Les aseguro que fui dulce con ella, ¿De qué otra manera no hubiera tenido que amordazarla para mantenerla callada? aunque mis palabras eran vulgares, no señores, a mi no me gusta la violencia, sin embargo, hago alarde de la pasión que le hice sentir acariciando su soledad. Supe que ella también estaba sola cuando vi sus pezones enardecidos que traspasaban la tela negra de su blusa. Entonces, me deje hundir en aquella zona volcánica de cráteres despiertos, había tanta armonía en el crepitar de un cuerpo entregado a su propio fuego, que cuando pude darme cuenta, ya la había despojado de todo lo que pudiera impedirme ser al fin un pez cautivo en su lava seminal.

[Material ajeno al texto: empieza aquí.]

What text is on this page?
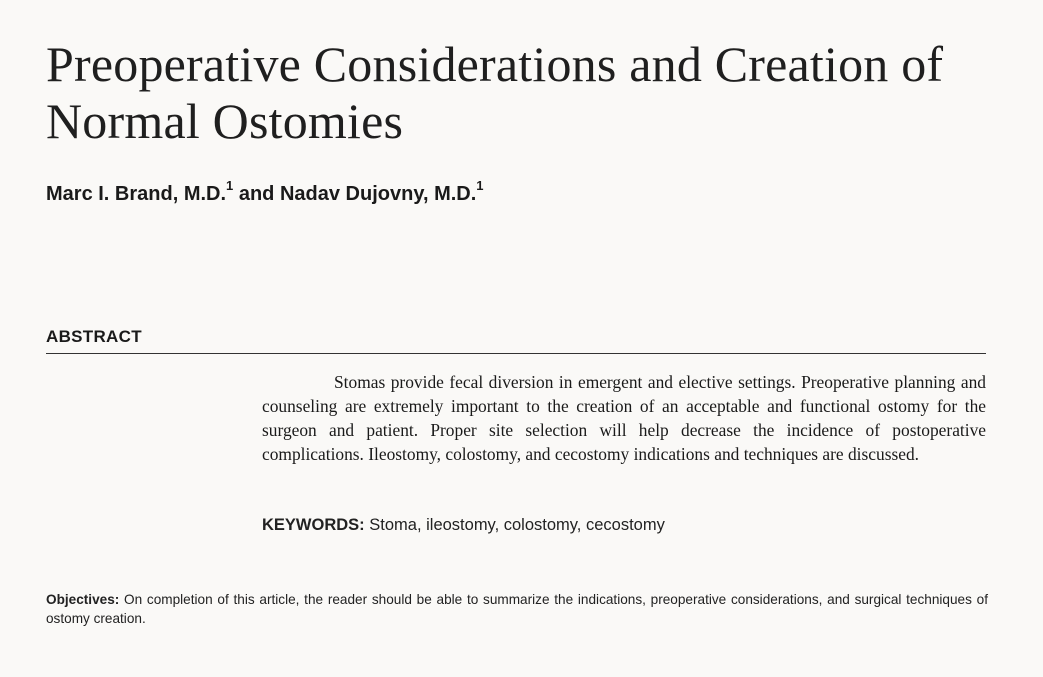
Preoperative Considerations and Creation of
Normal Ostomies
Marc I. Brand, M.D.$^1$ and Nadav Dujovny, M.D.$^1$
ABSTRACT

Stomas provide fecal diversion in emergent and elective settings. Preoperative planning and counseling are extremely important to the creation of an acceptable and functional ostomy for the surgeon and patient. Proper site selection will help decrease the incidence of postoperative complications. Ileostomy, colostomy, and cecostomy indications and techniques are discussed.

KEYWORDS: Stoma, ileostomy, colostomy, cecostomy

Objectives: On completion of this article, the reader should be able to summarize the indications, preoperative considerations, and surgical techniques of ostomy creation.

Dos cuerpos luminosos se movían a intensidad radar, bajo la sombra del gran árbol de misterios nocturnos, bebiendo secreciones de su propia serpiente, dejada al fin salir por en medio del cráter de la eternidad. Yo oía cada milímetro de su aliento, cada gemido suplicante, y contemplaba su hambre anegada en el brillo lánguido de sus ojos verdes, entonces e me aguzo el oído un poco más cuando dijo entre sollozos de placer y contorsiones de humedad: -Enreda tu serpiente en mi cuello, quiero alcanzar al que se fue. Invítame a la muerte.
Sentí salir de mí un espiral quemante que se apoderó de mis manos, tomé el volumen de su cuello y me posesioné de él.
Su cuerpo se aquietaba poco a poco, mientras secretaba un olor a rosa quemada, sus ojos fijos se iban apagando y su respiración se silenció después del último espasmo placentero.
Las luces de las patrullas y su chillido infernal nos rodearon, dejaron ver el contorno de su cuerpo desnudo, y el mío apenas cubierto por restos de lo que fuera una camisa vieja.
Solté el cuerpo inerte, y sonreí como si hubiese podido respirar al fin.